Job Description
We are at the precipice of the 2026 AI revolution. Nexus Horizon Systems is seeking a visionary Lead AI Architect to design the foundational models and intelligent agents that will define the next decade of human-computer interaction. You will be responsible for pushing the boundaries of Generative AI, Large Language Models (LLMs), and Multimodal systems.
In this role, you won't just be maintaining legacy systems; you will be building the infrastructure for the future. We are looking for a technical leader who thrives in ambiguity and is obsessed with the scalability, safety, and performance of state-of-the-art AI models.
Why Join Us?
- Work on cutting-edge projects that bridge the gap between theoretical AI research and production-grade deployment.
- Competitive compensation packages and equity opportunities in a high-growth startup.
- Flexible remote-first culture with headquarters in the heart of San Francisco.
Responsibilities
- Architect and optimize Large Language Model (LLM) pipelines, including pre-training, fine-tuning, and RLHF.
- Design Retrieval-Augmented Generation (RAG) architectures to enhance model accuracy and reduce hallucinations.
- Lead the implementation of MLOps best practices for continuous model training and deployment.
- Collaborate with cross-functional teams (Product, Engineering, Data Science) to integrate AI capabilities into consumer applications.
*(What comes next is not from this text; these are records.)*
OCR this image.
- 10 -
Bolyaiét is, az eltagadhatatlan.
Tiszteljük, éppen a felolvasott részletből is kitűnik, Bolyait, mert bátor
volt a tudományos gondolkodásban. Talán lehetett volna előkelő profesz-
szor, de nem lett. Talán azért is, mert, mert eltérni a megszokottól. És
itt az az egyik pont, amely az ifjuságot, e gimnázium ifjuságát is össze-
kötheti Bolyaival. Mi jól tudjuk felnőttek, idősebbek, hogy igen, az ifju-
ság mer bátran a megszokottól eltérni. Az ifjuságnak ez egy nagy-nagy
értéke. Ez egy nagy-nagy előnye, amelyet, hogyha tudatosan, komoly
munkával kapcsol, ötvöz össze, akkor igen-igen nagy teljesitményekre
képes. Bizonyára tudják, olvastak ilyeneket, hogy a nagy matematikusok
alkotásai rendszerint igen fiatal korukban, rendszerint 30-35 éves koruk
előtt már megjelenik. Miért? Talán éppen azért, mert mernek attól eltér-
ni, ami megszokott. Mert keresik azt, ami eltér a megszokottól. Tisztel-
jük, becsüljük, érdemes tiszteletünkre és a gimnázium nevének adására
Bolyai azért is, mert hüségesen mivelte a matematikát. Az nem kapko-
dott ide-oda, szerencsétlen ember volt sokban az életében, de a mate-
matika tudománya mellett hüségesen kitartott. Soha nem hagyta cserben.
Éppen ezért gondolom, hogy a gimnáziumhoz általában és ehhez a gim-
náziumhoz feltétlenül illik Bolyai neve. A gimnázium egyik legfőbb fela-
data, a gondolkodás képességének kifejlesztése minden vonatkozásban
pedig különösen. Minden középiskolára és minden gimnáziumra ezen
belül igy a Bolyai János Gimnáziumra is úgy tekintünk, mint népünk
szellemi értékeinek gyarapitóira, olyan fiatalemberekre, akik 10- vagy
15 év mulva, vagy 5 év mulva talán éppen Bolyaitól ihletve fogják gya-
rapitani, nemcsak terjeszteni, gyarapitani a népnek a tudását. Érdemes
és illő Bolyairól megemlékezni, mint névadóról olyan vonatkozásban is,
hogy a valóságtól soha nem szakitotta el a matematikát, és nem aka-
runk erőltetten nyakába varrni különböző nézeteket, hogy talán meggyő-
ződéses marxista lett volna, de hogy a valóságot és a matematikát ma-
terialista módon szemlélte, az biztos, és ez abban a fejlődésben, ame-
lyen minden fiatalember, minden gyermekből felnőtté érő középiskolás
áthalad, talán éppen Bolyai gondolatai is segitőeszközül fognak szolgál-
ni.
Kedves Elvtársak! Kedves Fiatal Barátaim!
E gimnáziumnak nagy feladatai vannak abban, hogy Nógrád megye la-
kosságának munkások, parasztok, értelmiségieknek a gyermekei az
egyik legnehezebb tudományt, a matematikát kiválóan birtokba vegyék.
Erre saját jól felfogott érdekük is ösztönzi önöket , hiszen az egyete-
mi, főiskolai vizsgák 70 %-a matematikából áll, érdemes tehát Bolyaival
- Establish frameworks for AI safety, ethics, and bias mitigation in production environments.
- Stay ahead of industry trends, specifically focusing on developments expected to shape the 2026 landscape.
Qualifications
- Masterβs degree or Ph.D. in Computer Science, Artificial Intelligence, or a related technical field.
- 7+ years of experience in Machine Learning, Deep Learning, or NLP with a focus on Generative AI.
- Expert proficiency in Python, PyTorch, or TensorFlow.
- Proven experience fine-tuning models using Hugging Face, LoRA, or PEFT techniques.
- Strong understanding of vector databases (e.g., Pinecone, Milvus) and RAG architectures.
- Experience with cloud platforms (AWS, GCP, or Azure) and containerization (Docker, Kubernetes).